Each well is constructed of a series of three pipes and two layers of cement to isolate the waste fluids from the fresh water. As part of the permitting process, the depth of the lowermost underground source of drinking water, called the USDW (A) has been identified as the Berea Sand at a depth of approximately 600 feet. After the drilling rig drills through the USDW, it then inserts a steel pipe of 9 5/8” diameter called the surface casing (B) through the bottom of the USDW. The next step is to cement the casing in place by circulating cement down the hole, then back up the outside of the casing all the way back up to the surface. This jacket of surface cement (C) forms a secure seal that prevents any communication between the USDW and any deeper part of the hole, either during subsequent drilling or during injection operations. The drilling rig then drills out from the bottom of the surface casing to a depth of about 5,300 feet—through the lowermost portion of the injection zone (D) called the Mount Simon Sandstone. Steel pipe of 7” diameter called the production casing (E) is then inserted into the hole to the top of the Conasauga Sandstone, the uppermost layer of the injection zone. Again, the pipe is sealed in place by a layer of cement, called the production casing cement (F), pumped down the hole and circulated up the outside of the production casing back to surface. Finally, a smaller steel pipe of 4.5” diameter called the injection string (G) is run in the hole and sealed in place by a removable packer (H) which forms a tight seal between the production casing and the injection string, thus preventing fluids introduced into the injection zones from migrating back uphole. The space between the packer and the tubing, called the annulus (I) is filled with a heavy packer fluid (J) that exerts weight on the top of the packer to keep it securely in place. This fluid-filled annulus is held under a constant pressure which can then be monitored at the wellhead with the annular pressure gauge (K). The wellhead is also equipped with an injection pressure gauge (L) that monitors downhole pressure during injection operations.

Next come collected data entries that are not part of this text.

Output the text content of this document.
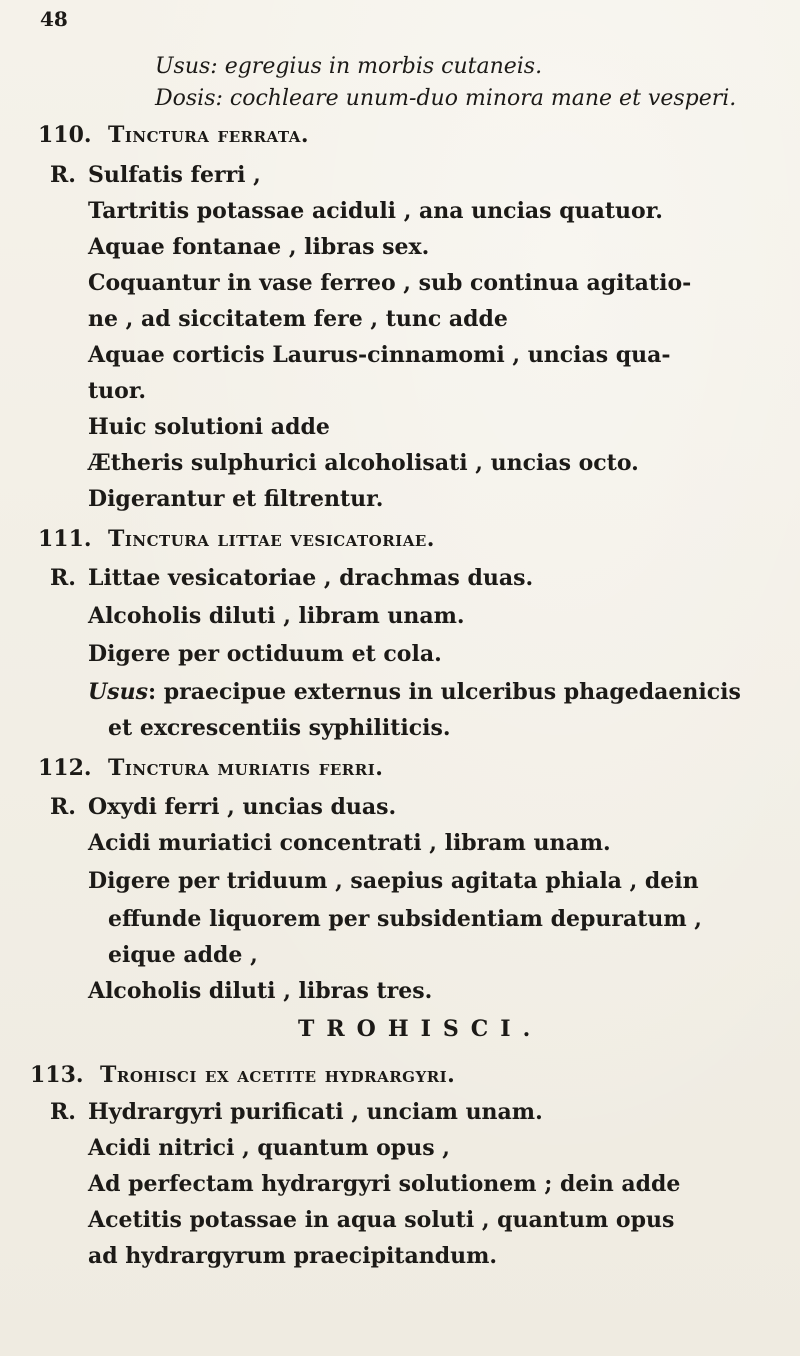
48
Usus: egregius in morbis cutaneis.
Dosis: cochleare unum-duo minora mane et vesperi.
110. Tinctura ferrata.
R. Sulfatis ferri ,
Tartritis potassae aciduli , ana uncias quatuor.
Aquae fontanae , libras sex.
Coquantur in vase ferreo , sub continua agitatio-
ne , ad siccitatem fere , tunc adde
Aquae corticis Laurus-cinnamomi , uncias qua-
tuor.
Huic solutioni adde
Ætheris sulphurici alcoholisati , uncias octo.
Digerantur et filtrentur.
111. Tinctura littae vesicatoriae.
R. Littae vesicatoriae , drachmas duas.
Alcoholis diluti , libram unam.
Digere per octiduum et cola.
Usus: praecipue externus in ulceribus phagedaenicis
et excrescentiis syphiliticis.
112. Tinctura muriatis ferri.
R. Oxydi ferri , uncias duas.
Acidi muriatici concentrati , libram unam.
Digere per triduum , saepius agitata phiala , dein
effunde liquorem per subsidentiam depuratum ,
eique adde ,
Alcoholis diluti , libras tres.
TROHISCI.
113. Trohisci ex acetite hydrargyri.
R. Hydrargyri purificati , unciam unam.
Acidi nitrici , quantum opus ,
Ad perfectam hydrargyri solutionem ; dein adde
Acetitis potassae in aqua soluti , quantum opus
ad hydrargyrum praecipitandum.
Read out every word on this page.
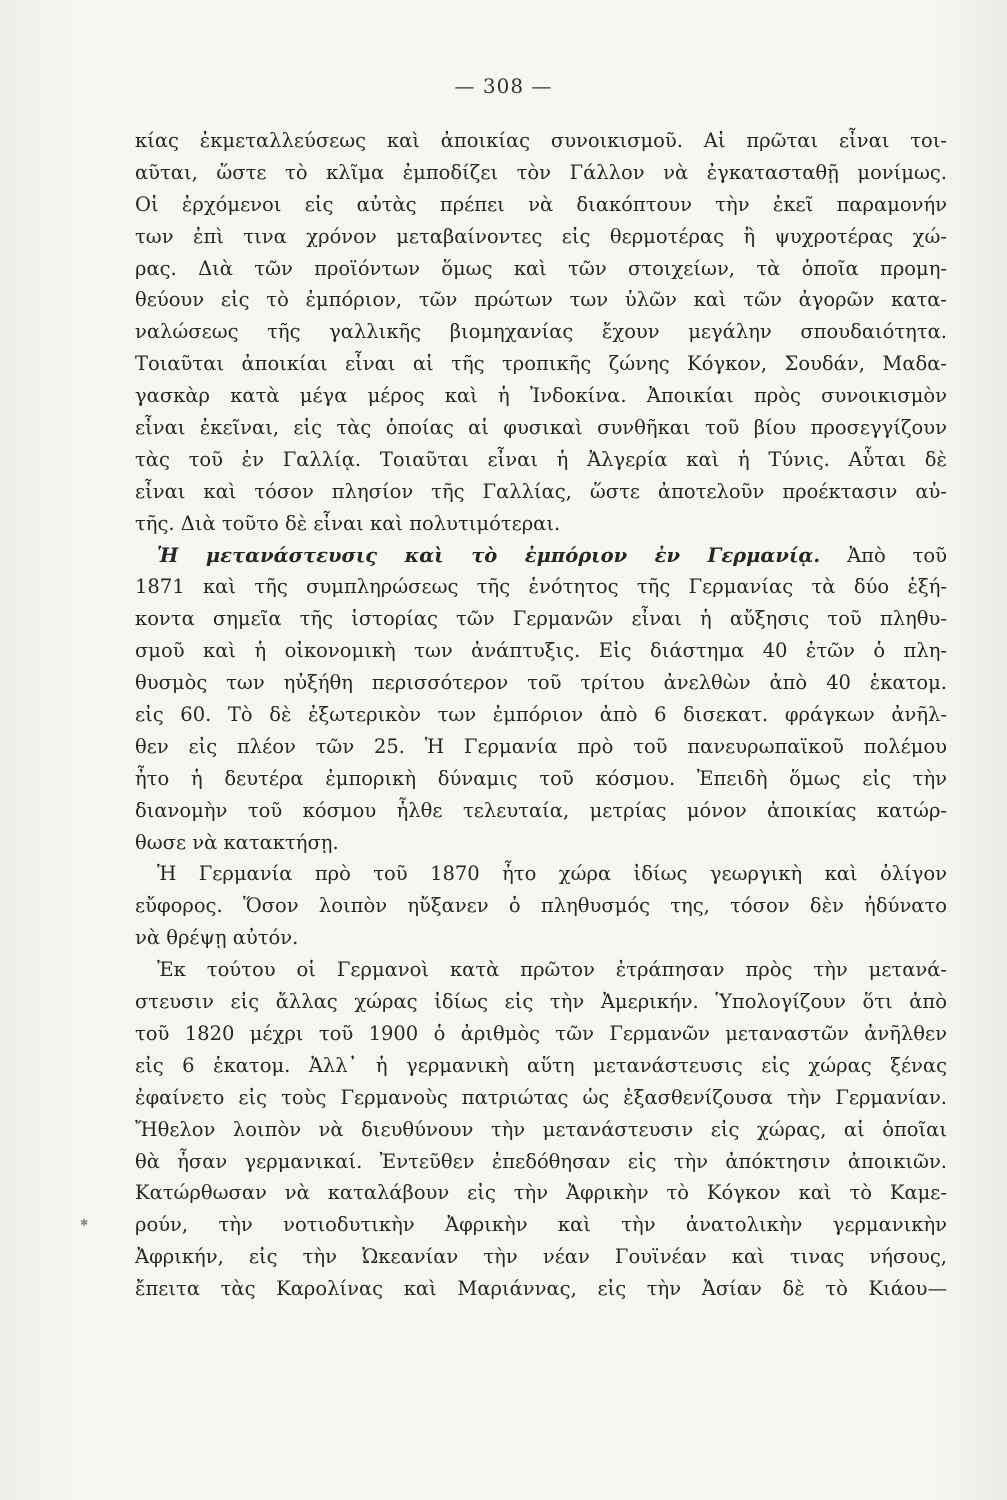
— 308 —
κίας ἐκμεταλλεύσεως καὶ ἀποικίας συνοικισμοῦ. Αἱ πρῶται εἶναι τοι-
αῦται, ὥστε τὸ κλῖμα ἐμποδίζει τὸν Γάλλον νὰ ἐγκατασταθῇ μονίμως.
Οἱ ἐρχόμενοι εἰς αὐτὰς πρέπει νὰ διακόπτουν τὴν ἐκεῖ παραμονήν
των ἐπὶ τινα χρόνον μεταβαίνοντες εἰς θερμοτέρας ἢ ψυχροτέρας χώ-
ρας. Διὰ τῶν προϊόντων ὅμως καὶ τῶν στοιχείων, τὰ ὁποῖα προμη-
θεύουν εἰς τὸ ἐμπόριον, τῶν πρώτων των ὑλῶν καὶ τῶν ἀγορῶν κατα-
ναλώσεως τῆς γαλλικῆς βιομηχανίας ἔχουν μεγάλην σπουδαιότητα.
Τοιαῦται ἀποικίαι εἶναι αἱ τῆς τροπικῆς ζώνης Κόγκον, Σουδάν, Μαδα-
γασκὰρ κατὰ μέγα μέρος καὶ ἡ Ἰνδοκίνα. Ἀποικίαι πρὸς συνοικισμὸν
εἶναι ἐκεῖναι, εἰς τὰς ὁποίας αἱ φυσικαὶ συνθῆκαι τοῦ βίου προσεγγίζουν
τὰς τοῦ ἐν Γαλλίᾳ. Τοιαῦται εἶναι ἡ Ἀλγερία καὶ ἡ Τύνις. Αὗται δὲ
εἶναι καὶ τόσον πλησίον τῆς Γαλλίας, ὥστε ἀποτελοῦν προέκτασιν αὐ-
τῆς. Διὰ τοῦτο δὲ εἶναι καὶ πολυτιμότεραι.
Ἡ μετανάστευσις καὶ τὸ ἐμπόριον ἐν Γερμανίᾳ. Ἀπὸ τοῦ
1871 καὶ τῆς συμπληρώσεως τῆς ἑνότητος τῆς Γερμανίας τὰ δύο ἑξή-
κοντα σημεῖα τῆς ἱστορίας τῶν Γερμανῶν εἶναι ἡ αὔξησις τοῦ πληθυ-
σμοῦ καὶ ἡ οἰκονομικὴ των ἀνάπτυξις. Εἰς διάστημα 40 ἐτῶν ὁ πλη-
θυσμὸς των ηὐξήθη περισσότερον τοῦ τρίτου ἀνελθὼν ἀπὸ 40 ἑκατομ.
εἰς 60. Τὸ δὲ ἐξωτερικὸν των ἐμπόριον ἀπὸ 6 δισεκατ. φράγκων ἀνῆλ-
θεν εἰς πλέον τῶν 25. Ἡ Γερμανία πρὸ τοῦ πανευρωπαϊκοῦ πολέμου
ἦτο ἡ δευτέρα ἐμπορικὴ δύναμις τοῦ κόσμου. Ἐπειδὴ ὅμως εἰς τὴν
διανομὴν τοῦ κόσμου ἦλθε τελευταία, μετρίας μόνον ἀποικίας κατώρ-
θωσε νὰ κατακτήσῃ.
Ἡ Γερμανία πρὸ τοῦ 1870 ἦτο χώρα ἰδίως γεωργικὴ καὶ ὀλίγον
εὔφορος. Ὅσον λοιπὸν ηὔξανεν ὁ πληθυσμός της, τόσον δὲν ἠδύνατο
νὰ θρέψῃ αὐτόν.
Ἐκ τούτου οἱ Γερμανοὶ κατὰ πρῶτον ἐτράπησαν πρὸς τὴν μετανά-
στευσιν εἰς ἄλλας χώρας ἰδίως εἰς τὴν Ἀμερικήν. Ὑπολογίζουν ὅτι ἀπὸ
τοῦ 1820 μέχρι τοῦ 1900 ὁ ἀριθμὸς τῶν Γερμανῶν μεταναστῶν ἀνῆλθεν
εἰς 6 ἑκατομ. Ἀλλ᾽ ἡ γερμανικὴ αὕτη μετανάστευσις εἰς χώρας ξένας
ἐφαίνετο εἰς τοὺς Γερμανοὺς πατριώτας ὡς ἐξασθενίζουσα τὴν Γερμανίαν.
Ἤθελον λοιπὸν νὰ διευθύνουν τὴν μετανάστευσιν εἰς χώρας, αἱ ὁποῖαι
θὰ ἦσαν γερμανικαί. Ἐντεῦθεν ἐπεδόθησαν εἰς τὴν ἀπόκτησιν ἀποικιῶν.
Κατώρθωσαν νὰ καταλάβουν εἰς τὴν Ἀφρικὴν τὸ Κόγκον καὶ τὸ Καμε-
ρούν, τὴν νοτιοδυτικὴν Ἀφρικὴν καὶ τὴν ἀνατολικὴν γερμανικὴν
Ἀφρικήν, εἰς τὴν Ὠκεανίαν τὴν νέαν Γουϊνέαν καὶ τινας νήσους,
ἔπειτα τὰς Καρολίνας καὶ Μαριάννας, εἰς τὴν Ἀσίαν δὲ τὸ Κιάου—
✱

At each stage of the construction process, rigorous testing procedures are performed to test the integrity of the pipe and the cement seals. The effectiveness of the cement’s bond to the pipe is measured through electric wireline logging tools that record readings for every foot of the wellbore, and pipe strength is pressure-tested at pressures much higher than those permitted during operations.

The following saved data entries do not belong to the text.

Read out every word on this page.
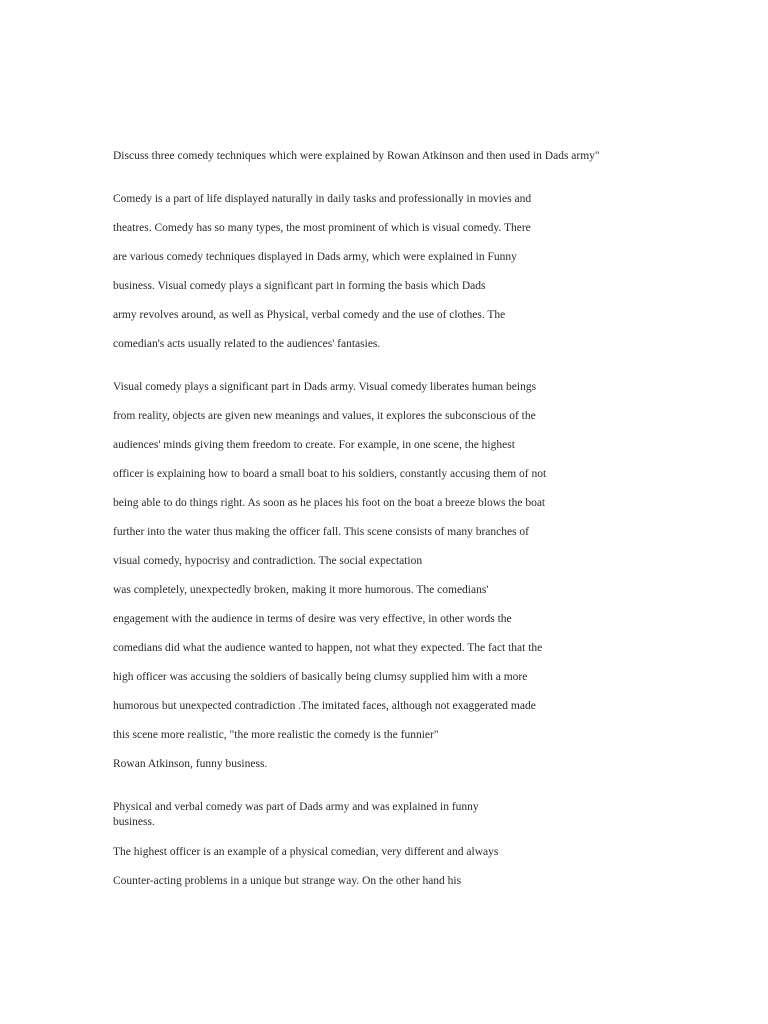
Discuss three comedy techniques which were explained by Rowan Atkinson and then used in Dads army"
Comedy is a part of life displayed naturally in daily tasks and professionally in movies and
theatres. Comedy has so many types, the most prominent of which is visual comedy. There
are various comedy techniques displayed in Dads army, which were explained in Funny
business. Visual comedy plays a significant part in forming the basis which Dads
army revolves around, as well as Physical, verbal comedy and the use of clothes. The
comedian's acts usually related to the audiences' fantasies.
Visual comedy plays a significant part in Dads army. Visual comedy liberates human beings
from reality, objects are given new meanings and values, it explores the subconscious of the
audiences' minds giving them freedom to create. For example, in one scene, the highest
officer is explaining how to board a small boat to his soldiers, constantly accusing them of not
being able to do things right. As soon as he places his foot on the boat a breeze blows the boat
further into the water thus making the officer fall. This scene consists of many branches of
visual comedy, hypocrisy and contradiction. The social expectation
was completely, unexpectedly broken, making it more humorous. The comedians'
engagement with the audience in terms of desire was very effective, in other words the
comedians did what the audience wanted to happen, not what they expected. The fact that the
high officer was accusing the soldiers of basically being clumsy supplied him with a more
humorous but unexpected contradiction .The imitated faces, although not exaggerated made
this scene more realistic, "the more realistic the comedy is the funnier"
Rowan Atkinson, funny business.
Physical and verbal comedy was part of Dads army and was explained in funny
business.
The highest officer is an example of a physical comedian, very different and always
Counter-acting problems in a unique but strange way. On the other hand his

During operations, fluid is pumped from surface tankage through the wellhead and downhole through the injection string. By terms of the permit, injection pressure is limited to 1,025 pounds per square inch. If the injection pressure gauge indicates that the injection is occurring in excess of permitted pressure, an automatic switch shuts the injection pump down immediately. Likewise, if the production tubing, the injection string or the packer experience a leak, the annular pressure monitor would detect a change in pressure and the well would shut down immediately.

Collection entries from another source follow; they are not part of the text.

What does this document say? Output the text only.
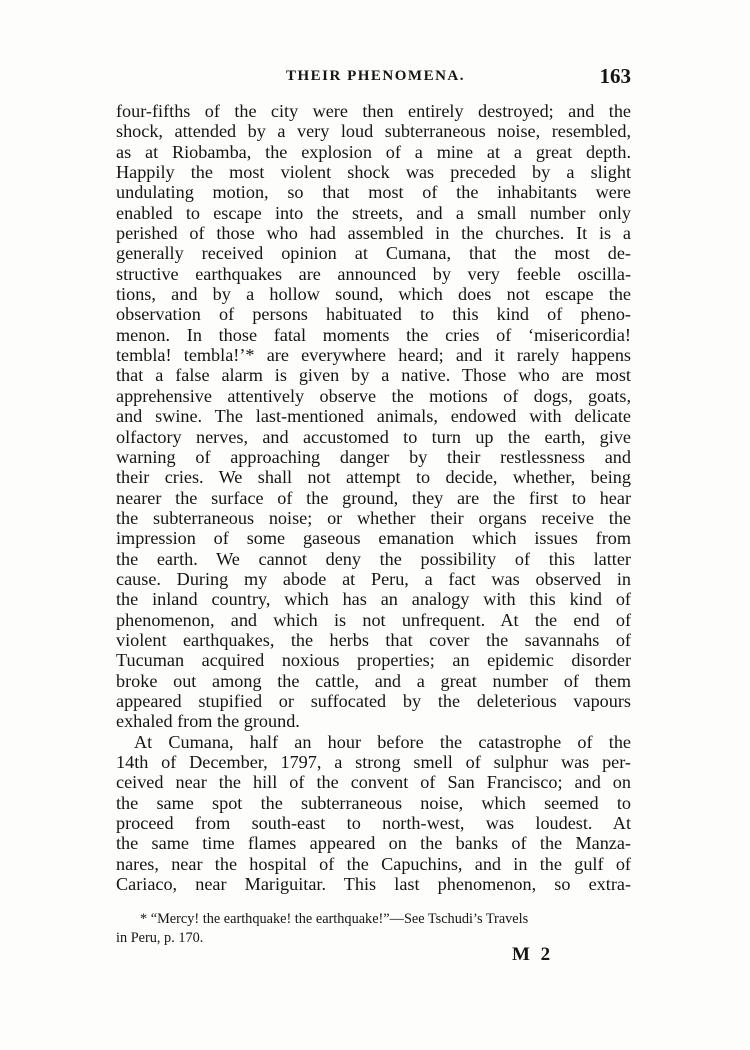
THEIR PHENOMENA.	163
four-fifths of the city were then entirely destroyed; and the
shock, attended by a very loud subterraneous noise, resembled,
as at Riobamba, the explosion of a mine at a great depth.
Happily the most violent shock was preceded by a slight
undulating motion, so that most of the inhabitants were
enabled to escape into the streets, and a small number only
perished of those who had assembled in the churches. It is a
generally received opinion at Cumana, that the most de-
structive earthquakes are announced by very feeble oscilla-
tions, and by a hollow sound, which does not escape the
observation of persons habituated to this kind of pheno-
menon. In those fatal moments the cries of ‘misericordia!
tembla! tembla!’* are everywhere heard; and it rarely happens
that a false alarm is given by a native. Those who are most
apprehensive attentively observe the motions of dogs, goats,
and swine. The last-mentioned animals, endowed with delicate
olfactory nerves, and accustomed to turn up the earth, give
warning of approaching danger by their restlessness and
their cries. We shall not attempt to decide, whether, being
nearer the surface of the ground, they are the first to hear
the subterraneous noise; or whether their organs receive the
impression of some gaseous emanation which issues from
the earth. We cannot deny the possibility of this latter
cause. During my abode at Peru, a fact was observed in
the inland country, which has an analogy with this kind of
phenomenon, and which is not unfrequent. At the end of
violent earthquakes, the herbs that cover the savannahs of
Tucuman acquired noxious properties; an epidemic disorder
broke out among the cattle, and a great number of them
appeared stupified or suffocated by the deleterious vapours
exhaled from the ground.
At Cumana, half an hour before the catastrophe of the
14th of December, 1797, a strong smell of sulphur was per-
ceived near the hill of the convent of San Francisco; and on
the same spot the subterraneous noise, which seemed to
proceed from south-east to north-west, was loudest. At
the same time flames appeared on the banks of the Manza-
nares, near the hospital of the Capuchins, and in the gulf of
Cariaco, near Mariguitar. This last phenomenon, so extra-
* “Mercy! the earthquake! the earthquake!”—See Tschudi’s Travels
in Peru, p. 170.
M 2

With minor variations to suit local conditions and individual operator preferences, this basic well design and operating procedure is the standard for Class II wells across the United States. Thousands of wells have been installed in the era of modern disposal well regulations and, almost without exception, have never failed to protect the groundwater. Although mechanical failures do occur, the many redundant protective design features serve to ensure that the injected fluid does not enter the wellbore outside the injection. The injected fluid is isolated from the groundwater—both on its downhole pathway through the injection string and once in place in the injection zone—by three pipes and two layers of cement, as well as the annular fluid barrier. Terms of the permit also require a periodic pressure testing of the casing, called a mechanical integrity test.
Preferred’s design and operating practices will exceed regulatory requirements in at least two important ways:
- The production casing is cemented back to surface, rather than just a few hundred feet above the top of the injection zone, thus ensuring that the entire void around the surface pipe is filled with cement for the depth of the well.
- Monitor gauges for injection pressure and annular pressure will be wired to automatically shut down the injection pump when the appropriate operating parameters are exceeded.